The defrocked priest left jail much more quietly than he had arrived. Basili Mkalavishvili, a Georgian Orthodox extremist imprisoned in 2004 for masterminding attacks on Jehovah's Witnesses and Baptist evangelists, was freed recently after serving two-thirds of his sentence. Mkalavishvili, who was excommunicated more than a decade ago after criticizing the Orthodox Church for not taking a tougher line against religious minorities, incited a series of raids on groups that he regarded as heretical sects.

Father Basili, as the maverick preacher was known, had established a power base at a Tbilisi church, where he established his renegade "eparchy." His fanatical disciples, armed with clubs as well as crosses, chanted religious slogans as they stormed buildings where "heretics" met and burned their Bibles. A warrant was issued for Mkalavishvili's arrest, but it wasn't until after the Rose Revolution that the authorities felt confident enough to detain him, as he was believed to have significant public support in Georgia.

When the police finally came for him, he was determined to put up a fight. His supporters barricaded themselves inside their church, and riot squads had to break down the door and use batons and tear gas on his flock before they could seize the maverick preacher.

Before his arrest, Father Basili had accused the new government of supporting deviant sects. "Mikheil Saakashvili wants to destroy Orthodox Christianity in Georgia," he claimed. Before Saakashvili came to office, some of his allies had worked as civil-rights campaigners and had been involved in defending the rights of religious minorities; they too had been visited by Christian vigilantes, who smashed up their offices.

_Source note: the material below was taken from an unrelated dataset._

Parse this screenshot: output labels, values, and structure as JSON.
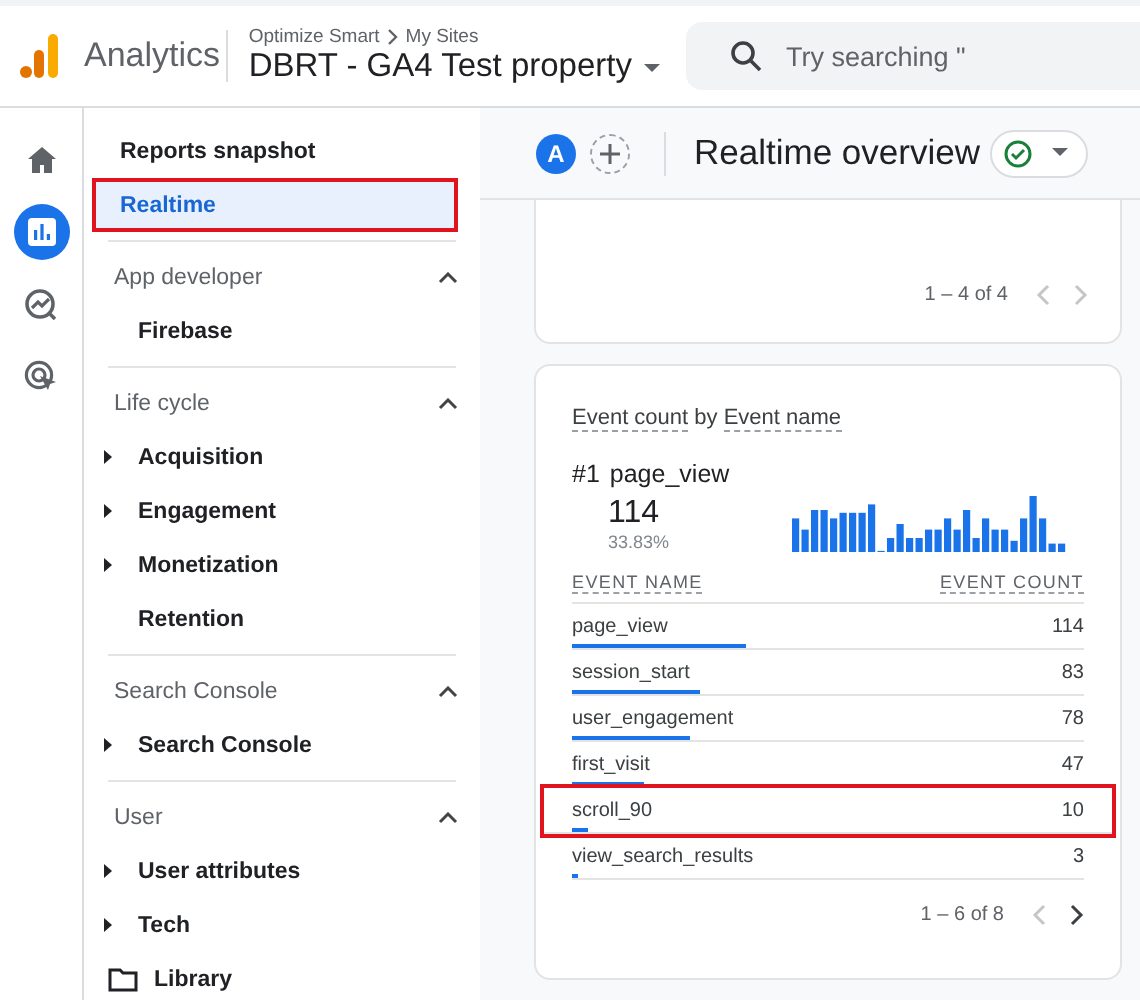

As the church is by far the most respected institution in Georgian society, religion continues to play a role in politics here, with politicians keen to highlight their piety. During opposition demonstrations earlier this year, both sides accused each other of acting in an ungodly manner, and the Georgian patriarch intervened at critical points when tensions were threatening to escalate. In recent elections, a new pro-church party became a significant player in parliament, proving that God wins votes.

Father Basili thought he was defending traditional values against pernicious foreign influences. Despite his release from prison, his campaign of holy terror seems to be over, but whether society has become more tolerant of religious minorities is debatable. Many Georgians were disgusted by the rebel cleric's violence, but the country's human-rights ombudsman said, "tens of thousands, or even hundreds of thousands" believe that ideologically, he was right.

Matthew Collin is a journalist in Tbilisi.